Given the continued weakness of inflation, the ECB was always going to extend its bond purchasing programme (‘quantitative easing’ or QE) beyond its previously scheduled end in March 2017. The question was how, exactly, the ECB would extend it. The ‘doves’ in favour of continued expansionary monetary policy hoped for a clear signal that the ECB was not going to rein in the programme until inflation was safely back at the target level of 2 per cent. The ‘hawks’ critical of the ECB’s expansionary stance hoped that it would make clear that the end of QE was nigh. Today the ECB decided to give a mixed signal.

Bond purchases will be reduced to €60 billion a month (from €80 billion) by April 2017, but run until December 2017, longer than planned. The cut in monthly bond purchases is the signal that the hawks had hoped for, even though the extension until December 2017 is longer than they would like.

But Mario Draghi also gave three dovish signals. First, the ECB decided to include bonds whose yields are below the ECB deposit rate; that is, the rate the central bank pays on banks’ excess reserves at the ECB. So far, the ECB had excluded buying such bonds for fear of being attacked for making ‘losses’ on its purchases. (That criticism was always economically questionable, but the ECB in the past decided it was not worth the hassle.) With this restriction gone, the ECB can extend QE, as it was running out of German bonds to buy (many short-term bonds of ‘safe’ countries have a negative yield, some below the deposit rate). As a result of that announcement, yields on short-term bonds fell, taking the euro down with them.

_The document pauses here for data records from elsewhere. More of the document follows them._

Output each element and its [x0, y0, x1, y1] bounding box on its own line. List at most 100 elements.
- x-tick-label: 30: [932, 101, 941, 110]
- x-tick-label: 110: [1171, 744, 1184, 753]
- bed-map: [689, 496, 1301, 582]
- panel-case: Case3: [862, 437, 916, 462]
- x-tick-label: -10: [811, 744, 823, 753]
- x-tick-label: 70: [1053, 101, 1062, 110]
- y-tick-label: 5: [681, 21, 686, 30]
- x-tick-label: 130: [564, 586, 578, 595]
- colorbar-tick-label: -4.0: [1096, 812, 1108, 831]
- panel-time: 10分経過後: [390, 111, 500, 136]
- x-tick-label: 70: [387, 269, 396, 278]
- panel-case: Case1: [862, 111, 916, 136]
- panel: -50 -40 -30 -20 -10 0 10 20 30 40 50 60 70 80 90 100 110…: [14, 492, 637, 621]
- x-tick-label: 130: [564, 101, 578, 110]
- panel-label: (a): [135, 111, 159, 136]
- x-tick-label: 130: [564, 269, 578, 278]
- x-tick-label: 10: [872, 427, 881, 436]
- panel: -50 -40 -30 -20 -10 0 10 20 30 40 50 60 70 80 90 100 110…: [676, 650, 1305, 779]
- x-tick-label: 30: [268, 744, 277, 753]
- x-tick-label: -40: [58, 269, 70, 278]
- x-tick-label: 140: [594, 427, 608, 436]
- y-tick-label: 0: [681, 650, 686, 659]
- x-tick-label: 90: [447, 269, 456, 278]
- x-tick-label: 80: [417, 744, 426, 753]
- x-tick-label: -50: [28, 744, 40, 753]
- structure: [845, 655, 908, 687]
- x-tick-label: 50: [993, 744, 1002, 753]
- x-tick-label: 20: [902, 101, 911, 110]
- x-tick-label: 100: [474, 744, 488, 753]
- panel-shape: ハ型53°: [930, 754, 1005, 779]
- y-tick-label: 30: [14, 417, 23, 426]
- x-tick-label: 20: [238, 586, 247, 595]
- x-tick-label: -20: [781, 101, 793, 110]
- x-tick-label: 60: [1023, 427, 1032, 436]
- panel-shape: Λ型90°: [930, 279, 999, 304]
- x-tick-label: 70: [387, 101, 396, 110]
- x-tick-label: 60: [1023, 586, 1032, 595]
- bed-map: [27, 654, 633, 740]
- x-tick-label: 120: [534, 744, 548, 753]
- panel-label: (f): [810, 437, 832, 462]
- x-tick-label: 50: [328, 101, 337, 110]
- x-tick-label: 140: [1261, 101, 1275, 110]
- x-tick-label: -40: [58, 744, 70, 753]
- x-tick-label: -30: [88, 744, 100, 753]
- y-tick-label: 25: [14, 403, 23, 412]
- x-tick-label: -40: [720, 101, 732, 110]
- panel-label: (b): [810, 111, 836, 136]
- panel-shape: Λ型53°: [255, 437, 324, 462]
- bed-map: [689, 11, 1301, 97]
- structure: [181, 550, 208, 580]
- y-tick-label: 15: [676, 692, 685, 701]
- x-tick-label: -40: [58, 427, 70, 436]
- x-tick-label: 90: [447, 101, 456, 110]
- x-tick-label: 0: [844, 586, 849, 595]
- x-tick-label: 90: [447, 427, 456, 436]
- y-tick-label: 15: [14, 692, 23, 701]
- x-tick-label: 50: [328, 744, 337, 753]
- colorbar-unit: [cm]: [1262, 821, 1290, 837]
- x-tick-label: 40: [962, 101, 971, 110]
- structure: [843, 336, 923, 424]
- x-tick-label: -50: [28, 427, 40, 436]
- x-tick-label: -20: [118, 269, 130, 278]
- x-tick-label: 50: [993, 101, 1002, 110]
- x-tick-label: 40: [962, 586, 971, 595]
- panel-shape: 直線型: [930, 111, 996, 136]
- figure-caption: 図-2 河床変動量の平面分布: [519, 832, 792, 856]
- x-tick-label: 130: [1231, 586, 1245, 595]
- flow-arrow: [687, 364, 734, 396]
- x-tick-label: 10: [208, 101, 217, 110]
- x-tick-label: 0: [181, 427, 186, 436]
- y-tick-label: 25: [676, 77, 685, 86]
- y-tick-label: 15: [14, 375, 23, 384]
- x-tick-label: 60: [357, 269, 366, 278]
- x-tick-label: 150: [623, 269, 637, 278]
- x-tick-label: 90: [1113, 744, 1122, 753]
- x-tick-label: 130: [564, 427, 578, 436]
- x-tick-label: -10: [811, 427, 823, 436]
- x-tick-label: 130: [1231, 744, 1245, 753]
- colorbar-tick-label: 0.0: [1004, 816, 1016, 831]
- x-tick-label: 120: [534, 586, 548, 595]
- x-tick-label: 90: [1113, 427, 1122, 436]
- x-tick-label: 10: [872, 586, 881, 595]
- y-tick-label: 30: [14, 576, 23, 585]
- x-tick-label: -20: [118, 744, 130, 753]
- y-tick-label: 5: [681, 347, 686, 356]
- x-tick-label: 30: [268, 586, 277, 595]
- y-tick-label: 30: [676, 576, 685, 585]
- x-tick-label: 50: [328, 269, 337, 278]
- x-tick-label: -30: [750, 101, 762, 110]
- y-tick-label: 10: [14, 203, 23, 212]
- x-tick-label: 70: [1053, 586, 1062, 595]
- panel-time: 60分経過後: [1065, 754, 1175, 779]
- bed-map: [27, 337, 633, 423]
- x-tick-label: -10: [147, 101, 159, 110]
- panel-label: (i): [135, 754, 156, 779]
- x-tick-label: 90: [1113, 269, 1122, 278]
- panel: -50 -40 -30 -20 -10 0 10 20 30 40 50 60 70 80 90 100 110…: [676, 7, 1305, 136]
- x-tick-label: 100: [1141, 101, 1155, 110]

Second, the ECB published its revised economic forecasts. While there was no real change to its projections for 2017 and 2018, its first forecast for 2019 showed that the ECB is still predicting its own failure: inflation is expected to be just 1.7 per cent in 2019, which is — in Draghi’s own words — out of line with the ECB’s target of ‘just below 2 per cent’. Such a forecast for 2019 is dovish because it signals that the ECB expects monetary policy to be accommodative for a long time.

Third, Draghi made clear that rates will stay low even after the asset purchases have stopped. This statement was meant to reassure markets that the exit from QE would not be followed by a quick rise in interest rates.

Today’s ECB decision was a compromise between hawks and doves, but overall the doves narrowly won. But the ECB has set itself up for criticism if and when a recovering oil price drives inflation above the ECB’s current projections. Will it start tightening monetary policy in that case? That would risk snuffing out the eurozone’s fragile recovery.

Christian Odendahl is chief economist at the Centre for European Reform.